I look up at him from between his thighs, voice low and final. “Sleep first.”
He scowls and I kiss the inside of his thigh, right over the faint bite mark I left earlier. “You’ll get whatever you want tomorrow.”
His scowl flickers, cracks, and finally gives way to a quiet, wrecked little smile. “Promise?”
I nod once. “I always keep my promises.”
23
JULIAN
I’m floating. Not twitching on the floor or puking in a bucket or clawing at my own skin. Just… floating. Like my bones got replaced with smoke sometime between the moment Rafe kissed me against the shower wall and the moment he dropped a severed finger into my lap wrapped in a goddamn gift bow.
It’s the next morning. Maybe. I think. The light looks different. The air smells less like sex and steam and more like dust and sweat and quiet. The sheets are warm. My thighs are sore. My jaw clicks when I yawn. Everything feels… slow. Like my body’s moving through water. Like gravity isn’t in a rush to make me feel anything yet.
I stare at the metal wall across from the bed, blinking lazy and dazed and too loose to sit up. My brain’s not firing at full speed. There’s no come-down nausea. No withdrawal rattling my ribs. Just this dull, blissed-out hum in my chest like someone rewired my nervous system with cigarette smoke and aftershocks.
I should feel something, right? I should feel fucked up. Or guilty. Or scared. Or something. But all I can do is lay here and think about the fact that I didn’t even flinch when I realized Rafe killed Nathan.
He handed me a box with a finger in it—Nathan’s finger—and I didn’t cry. I didn’t scream. I didn’t throw up or dissociate or melt into a puddle of unresolved trauma.
I just said ew. Called him a bastard. Told him he was deranged. And then I laughed. And then he laughed. And then I fell asleep on his chest while he kissed my hair like he hadn’t just erased the biggest ghost in my bloodstream. I think that’s what’s really gettingto me. Not that Nathan’s dead. Not that I’m not sad. But that I’m so fucking fine about it.
I don’t miss him. Not even a little. The ache that used to sit behind my ribs—the one that lit up when I touched myself, or watched the tape, or heard his name on a broadcast—that ache is gone. Like Rafe carved it out with a knife and threw it in a trash can with the rest of Nathan’s parts.
And I should probably feel bad about that. But I don’t.
I feel…clean.
Like I’m still sore and dirty and fucked in the head, but that one infected piece of me finally rotted out and fell off. I feel new. Almost high.
Maybe it’s the withdrawal. Maybe it’s trauma. Maybe I’ve officially snapped. But as I lay here wrapped in one of Rafe’s shirts, legs bruised and back aching and thighs still sticky from last night, I can’t stop smiling.
It takes me three tries to stand without faceplanting. My thighs feel like I got hit by a truck and then dragged behind it for emotional support. I stumble to the edge of the bed, blinking blearily around the container as if the walls might have shifted overnight.

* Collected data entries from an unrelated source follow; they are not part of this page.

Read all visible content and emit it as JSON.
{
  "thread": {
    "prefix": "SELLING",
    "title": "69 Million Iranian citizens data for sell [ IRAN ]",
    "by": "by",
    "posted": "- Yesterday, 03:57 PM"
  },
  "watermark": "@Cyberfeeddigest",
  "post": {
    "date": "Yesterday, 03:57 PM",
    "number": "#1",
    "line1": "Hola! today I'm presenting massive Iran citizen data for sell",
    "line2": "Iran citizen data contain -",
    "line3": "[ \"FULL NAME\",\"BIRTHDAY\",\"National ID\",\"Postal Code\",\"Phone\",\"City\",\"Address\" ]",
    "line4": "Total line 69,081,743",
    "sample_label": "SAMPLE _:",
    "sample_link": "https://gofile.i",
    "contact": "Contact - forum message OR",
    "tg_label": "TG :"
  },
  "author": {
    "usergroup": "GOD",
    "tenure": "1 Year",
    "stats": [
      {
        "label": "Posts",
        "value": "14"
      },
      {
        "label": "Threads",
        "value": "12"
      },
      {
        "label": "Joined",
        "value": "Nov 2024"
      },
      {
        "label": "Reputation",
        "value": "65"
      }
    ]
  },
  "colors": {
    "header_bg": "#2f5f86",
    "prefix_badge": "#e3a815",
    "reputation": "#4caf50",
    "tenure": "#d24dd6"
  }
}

I drag a hand through my still-damp hair and shuffle toward the door like a newly hatched deer on unsteady legs. The second I step outside, the sun hits me like a slap—bright, merciless. I squint, groan, wobble on my feet.
And there’s Kai. Leaning against the railing like a smug fucking statue, arms crossed, black shirt unwrinkled, radiating surgical coldness as if it’s too early for anyone to breathe his air.

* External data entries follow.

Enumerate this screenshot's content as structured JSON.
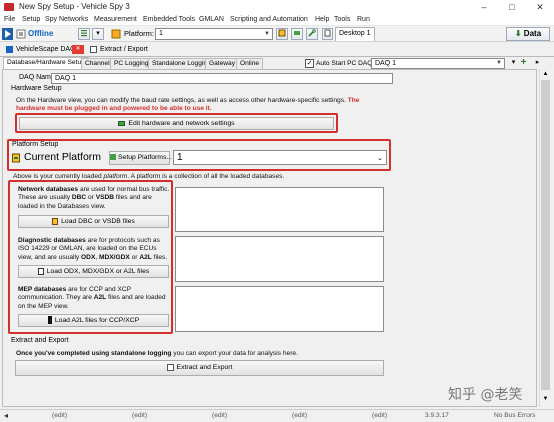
{
  "window": {
    "title": "New Spy Setup - Vehicle Spy 3",
    "controls": [
      "–",
      "□",
      "✕"
    ]
  },
  "menu": [
    "File",
    "Setup",
    "Spy Networks",
    "Measurement",
    "Embedded Tools",
    "GMLAN",
    "Scripting and Automation",
    "Help",
    "Tools",
    "Run"
  ],
  "toolbar": {
    "status": "Offline",
    "platform_label": "Platform:",
    "platform_value": "1",
    "desktop_tab": "Desktop 1",
    "data_button": "Data"
  },
  "doc_tabs": [
    "VehicleScape DAQ",
    "Extract / Export"
  ],
  "sub_tabs": [
    "Database/Hardware Setup",
    "Channels",
    "PC Logging",
    "Standalone Logging",
    "Gateway",
    "Online"
  ],
  "auto_start": {
    "label": "Auto Start PC DAQ",
    "checked": true,
    "select_value": "DAQ 1"
  },
  "daq_name": {
    "label": "DAQ Name",
    "value": "DAQ 1"
  },
  "hardware": {
    "heading": "Hardware Setup",
    "text": "On the Hardware view, you can modify the baud rate settings, as well as access other hardware-specific settings.",
    "warning": "The hardware must be plugged in and powered to be able to use it.",
    "button": "Edit hardware and network settings"
  },
  "platform": {
    "heading": "Platform Setup",
    "title": "Current Platform",
    "button": "Setup Platforms...",
    "value": "1",
    "note_pre": "Above is your currently loaded ",
    "note_em": "platform",
    "note_post": ". A platform is a collection of all the loaded databases."
  },
  "databases": {
    "network": {
      "title": "Network databases",
      "t1": " are used for normal bus traffic. These are usually ",
      "b1": "DBC",
      "t2": " or ",
      "b2": "VSDB",
      "t3": " files and are loaded in the Databases view.",
      "button": "Load DBC or VSDB files"
    },
    "diagnostic": {
      "title": "Diagnostic databases",
      "t1": " are for protocols such as ISO 14229 or GMLAN, are loaded on the ECUs view, and are usually ",
      "b1": "ODX",
      "t2": ", ",
      "b2": "MDX/GDX",
      "t3": " or ",
      "b3": "A2L",
      "t4": " files.",
      "button": "Load ODX, MDX/GDX or A2L files"
    },
    "mep": {
      "title": "MEP databases",
      "t1": " are for CCP and XCP communication. They are ",
      "b1": "A2L",
      "t2": " files and are loaded on the MEP view.",
      "button": "Load A2L files for CCP/XCP"
    }
  },
  "extract": {
    "heading": "Extract and Export",
    "text_b": "Once you've completed using standalone logging",
    "text": " you can export your data for analysis here.",
    "button": "Extract and Export"
  },
  "status": {
    "fields": [
      "(edit)",
      "(edit)",
      "(edit)",
      "(edit)",
      "(edit)"
    ],
    "version": "3.9.3.17",
    "bus": "No Bus Errors"
  },
  "watermark": "知乎 @老笑",
  "colors": {
    "highlight": "#d32f2f",
    "offline": "#1565c0",
    "warning": "#d32f2f"
  }
}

I blink at him until my eyes adjust. “So, uh… I think I’m over my ex.”
“Yeah,” Kai says flatly, not even blinking. “We heard.”
I frown. “You heard?”
His lips twitch—just barely. “Thin walls.”
My jaw drops and the bastard grins.
“Oh my fucking god.” I snatch a half-empty water bottle off the rail and chuck it at his head. He dodges like a cat, the smug never leaving his face. “You’re a monster.”
“You’re loud.”
“He’s loud!”
Kai doesn’t even dignify that. He just turns and starts walking, tossing a glance over his shoulder like I should already be following. “Come on. He’s waiting for you.”
I freeze, blinking up at him. “Wait—who?”